The statement proved entirely accurate and, with further investigation through late 1951 and 1952, Ron indeed contacted, measured and provided a means to experience the human soul. Thus the Scientology religion was born as “the study and handling of the spirit in relationship to itself, universes and other life.”

Through the latter 1950s, Ron continued delving ever deeper into the nature and potential of the spirit, while documenting discoveries in recorded lectures, technical issues, articles and books. As the community of Scientologists commensurately swelled, Churches of Scientology opened across the United States, Europe, Australia and South Africa. Accordingly, he both oversaw the worldwide growth of Scientology and worked to codify an exact and standard route along which individuals could ascend to higher states of awareness.

Yet, as Scientology embraces the whole of life, there is finally no aspect of human existence L. Ron Hubbard’s subsequent work does not address. Residing in Great Britain, then aboard a research vessel in the Mediterranean, Atlantic and Caribbean before returning to the United States, he drew from the larger body of Scientology procedures to develop an array of social betterment technologies. To wit:

  • L. Ron Hubbard’s procedures for drug rehabilitation are presently employed in some 50 nations. They have proven five times more effective than any similarly aimed program.

  • His program for criminal reform is presently at work in more than 2,000 prisons and penal institutions internationally and has produced an 80 percent reduction in recidivism.

  • His technology for learning and literacy is delivered across better than 70 countries.

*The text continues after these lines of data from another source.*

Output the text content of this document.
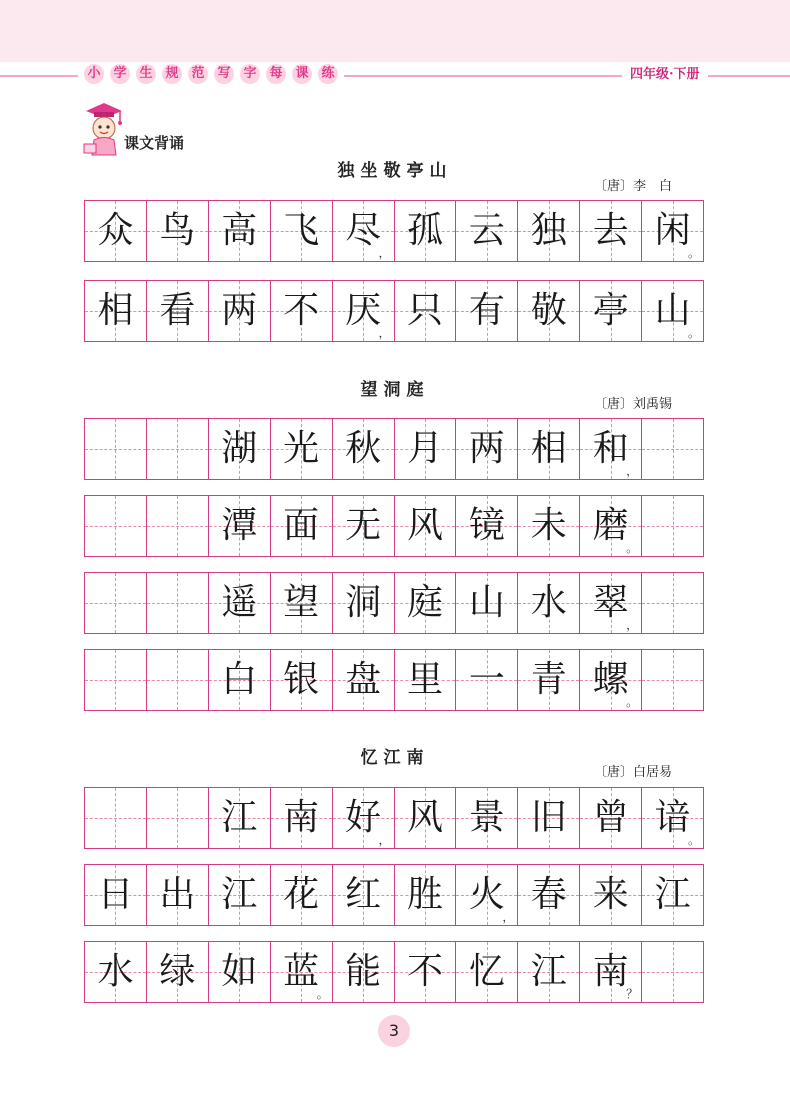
小 学 生 规 范 写 字 每 课 练	四年级·下册
课文背诵
独坐敬亭山
〔唐〕李　白
众 鸟 高 飞 尽
，
孤 云 独 去 闲
。
相 看 两 不 厌
，
只 有 敬 亭 山
。
望洞庭
〔唐〕刘禹锡
湖 光 秋 月 两 相 和
，
潭 面 无 风 镜 未 磨
。
遥 望 洞 庭 山 水 翠
，
白 银 盘 里 一 青 螺
。
忆江南
〔唐〕白居易
江 南 好
，
风 景 旧 曾 谙
。
日 出 江 花 红 胜 火
，
春 来 江
水 绿 如 蓝
。
能 不 忆 江 南
？
3
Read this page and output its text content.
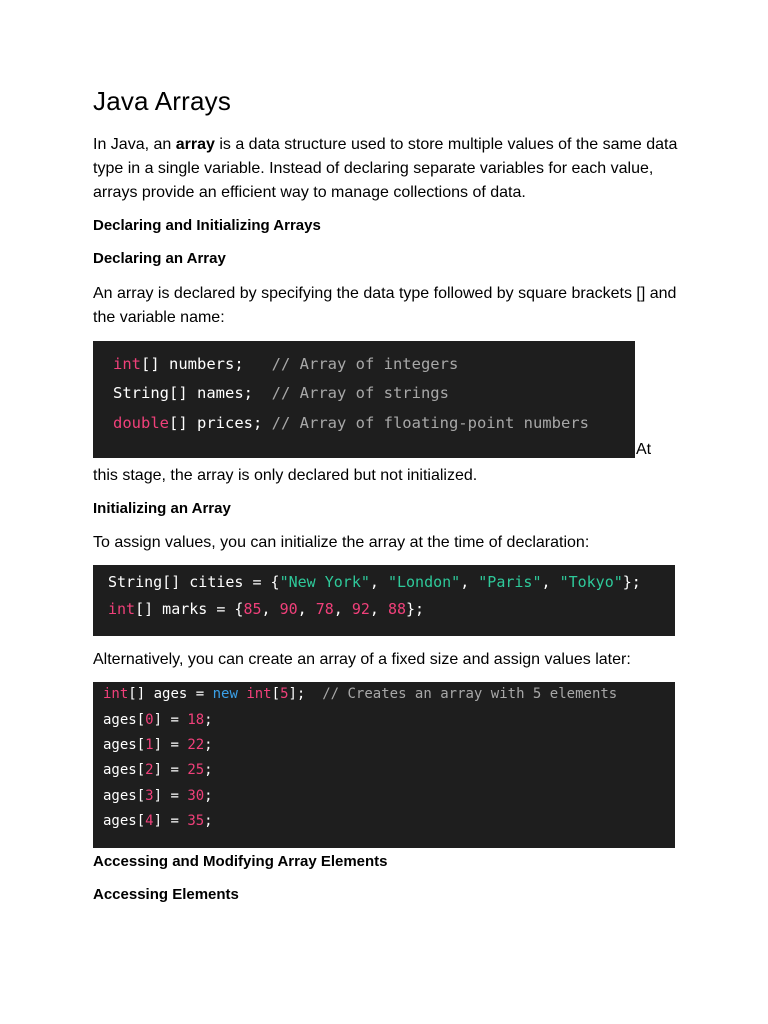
Java Arrays
In Java, an array is a data structure used to store multiple values of the same data type in a single variable. Instead of declaring separate variables for each value, arrays provide an efficient way to manage collections of data.
Declaring and Initializing Arrays
Declaring an Array
An array is declared by specifying the data type followed by square brackets [] and the variable name:

int[] numbers;   // Array of integers

String[] names;  // Array of strings

double[] prices; // Array of floating-point numbers

At
this stage, the array is only declared but not initialized.
Initializing an Array
To assign values, you can initialize the array at the time of declaration:

String[] cities = {"New York", "London", "Paris", "Tokyo"};

int[] marks = {85, 90, 78, 92, 88};

Alternatively, you can create an array of a fixed size and assign values later:

int[] ages = new int[5];  // Creates an array with 5 elements

ages[0] = 18;

ages[1] = 22;

ages[2] = 25;

ages[3] = 30;

ages[4] = 35;

Accessing and Modifying Array Elements
Accessing Elements
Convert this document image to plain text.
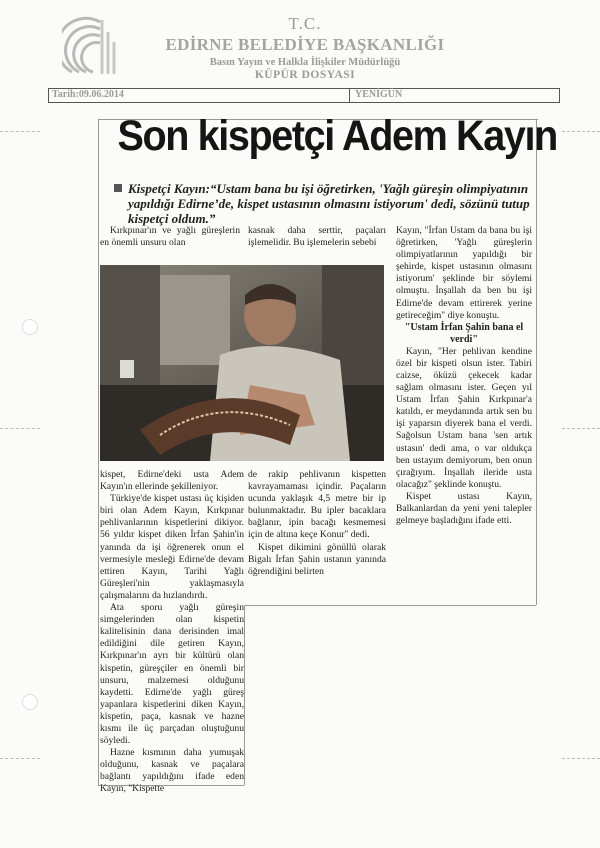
T.C.
EDİRNE BELEDİYE BAŞKANLIĞI
Basın Yayın ve Halkla İlişkiler Müdürlüğü
KÜPÜR DOSYASI
Tarih:09.06.2014	YENİGÜN
Son kispetçi Adem Kayın
Kispetçi Kayın:“Ustam bana bu işi öğretirken, 'Yağlı güreşin olimpiyatının yapıldığı Edirne’de, kispet ustasının olmasını istiyorum' dedi, sözünü tutup kispetçi oldum.”

Kırkpınar'ın ve yağlı güreşlerin en önemli unsuru olan

kasnak daha serttir, paçaları işlemelidir. Bu işlemelerin sebebi

kispet, Edirne'deki usta Adem Kayın'ın ellerinde şekilleniyor.

Türkiye'de kispet ustası üç kişiden biri olan Adem Kayın, Kırkpınar pehlivanlarının kispetlerini dikiyor. 56 yıldır kispet diken İrfan Şahin'in yanında da işi öğrenerek onun el vermesiyle mesleği Edirne'de devam ettiren Kayın, Tarihi Yağlı Güreşleri'nin yaklaşmasıyla çalışmalarını da hızlandırdı.

Ata sporu yağlı güreşin simgelerinden olan kispetin kalitelisinin dana derisinden imal edildiğini dile getiren Kayın, Kırkpınar'ın ayrı bir kültürü olan kispetin, güreşçiler en önemli bir unsuru, malzemesi olduğunu kaydetti. Edirne'de yağlı güreş yapanlara kispetlerini diken Kayın, kispetin, paça, kasnak ve hazne kısmı ile üç parçadan oluştuğunu söyledi.

Hazne kısmının daha yumuşak olduğunu, kasnak ve paçalara bağlantı yapıldığını ifade eden Kayın, "Kispette

de rakip pehlivanın kispetten kavrayamaması içindir. Paçaların ucunda yaklaşık 4,5 metre bir ip bulunmaktadır. Bu ipler bacaklara bağlanır, ipin bacağı kesmemesi için de altına keçe Konur" dedi.

Kispet dikimini gönüllü olarak Bigalı İrfan Şahin ustanın yanında öğrendiğini belirten

Kayın, "İrfan Ustam da bana bu işi öğretirken, 'Yağlı güreşlerin olimpiyatlarının yapıldığı bir şehirde, kispet ustasının olmasını istiyorum' şeklinde bir söylemi olmuştu. İnşallah da ben bu işi Edirne'de devam ettirerek yerine getireceğim" diye konuştu.

"Ustam İrfan Şahin bana el verdi"

Kayın, "Her pehlivan kendine özel bir kispeti olsun ister. Tabiri caizse, öküzü çekecek kadar sağlam olmasını ister. Geçen yıl Ustam İrfan Şahin Kırkpınar'a katıldı, er meydanında artık sen bu işi yaparsın diyerek bana el verdi. Sağolsun Ustam bana 'sen artık ustasın' dedi ama, o var oldukça ben ustayım demiyorum, ben onun çırağıyım. İnşallah ileride usta olacağız" şeklinde konuştu.

Kispet ustası Kayın, Balkanlardan da yeni yeni talepler gelmeye başladığını ifade etti.
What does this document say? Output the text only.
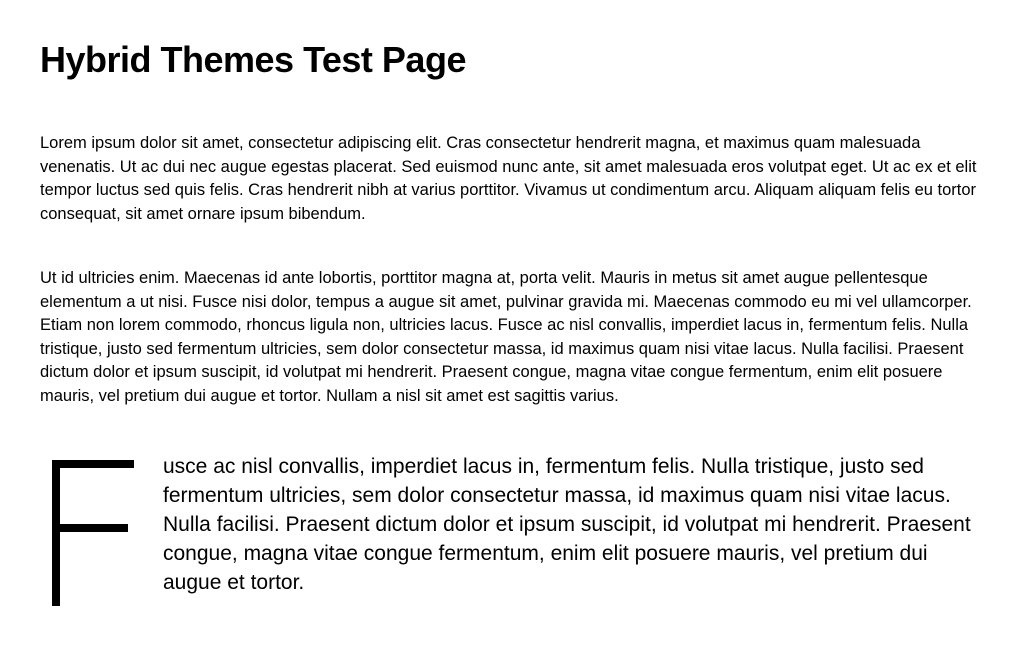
Hybrid Themes Test Page

Lorem ipsum dolor sit amet, consectetur adipiscing elit. Cras consectetur hendrerit magna, et maximus quam malesuada venenatis. Ut ac dui nec augue egestas placerat. Sed euismod nunc ante, sit amet malesuada eros volutpat eget. Ut ac ex et elit tempor luctus sed quis felis. Cras hendrerit nibh at varius porttitor. Vivamus ut condimentum arcu. Aliquam aliquam felis eu tortor consequat, sit amet ornare ipsum bibendum.

Ut id ultricies enim. Maecenas id ante lobortis, porttitor magna at, porta velit. Mauris in metus sit amet augue pellentesque elementum a ut nisi. Fusce nisi dolor, tempus a augue sit amet, pulvinar gravida mi. Maecenas commodo eu mi vel ullamcorper. Etiam non lorem commodo, rhoncus ligula non, ultricies lacus. Fusce ac nisl convallis, imperdiet lacus in, fermentum felis. Nulla tristique, justo sed fermentum ultricies, sem dolor consectetur massa, id maximus quam nisi vitae lacus. Nulla facilisi. Praesent dictum dolor et ipsum suscipit, id volutpat mi hendrerit. Praesent congue, magna vitae congue fermentum, enim elit posuere mauris, vel pretium dui augue et tortor. Nullam a nisl sit amet est sagittis varius.

usce ac nisl convallis, imperdiet lacus in, fermentum felis. Nulla tristique, justo sed fermentum ultricies, sem dolor consectetur massa, id maximus quam nisi vitae lacus. Nulla facilisi. Praesent dictum dolor et ipsum suscipit, id volutpat mi hendrerit. Praesent congue, magna vitae congue fermentum, enim elit posuere mauris, vel pretium dui augue et tortor.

  • L. Ron Hubbard’s universally acclaimed moral code and guide to better living, The Way to Happiness, is nonreligious and appeals solely to common sense. It has statistically proven effective in reversing declining moral trends across whole communities, with some 100 million copies distributed in more than 90 languages in over 150 nations.

But, of course, the greater story of L. Ron Hubbard can only conclude with his completion of his mainline research. Before his passing in 1986, he fully codified all Dianetics and Scientology materials for application across every level of society and to the utmost spiritual heights.

Today, those materials comprise tens of millions of published words, recorded lectures and films. With over 250 million copies of his works in circulation, L. Ron Hubbard has inspired a movement millions strong and spanning all continents.

In testament to the workability of his legacy are the miracles of his technology and his millions of friends world over who carry that legacy forward. Both continue to grow in number with each passing day, and otherwise affirm what Ron declared in his own essay, “My Philosophy”:

“I like to help others and count it as my greatest pleasure in life to see a person free himself of the shadows which darken his days.

“These shadows look so thick to him and weigh him down so that when he finds they are shadows and that he can see through them, walk through them and be again in the sun, he is enormously delighted. And I am afraid I am just as delighted as he is.”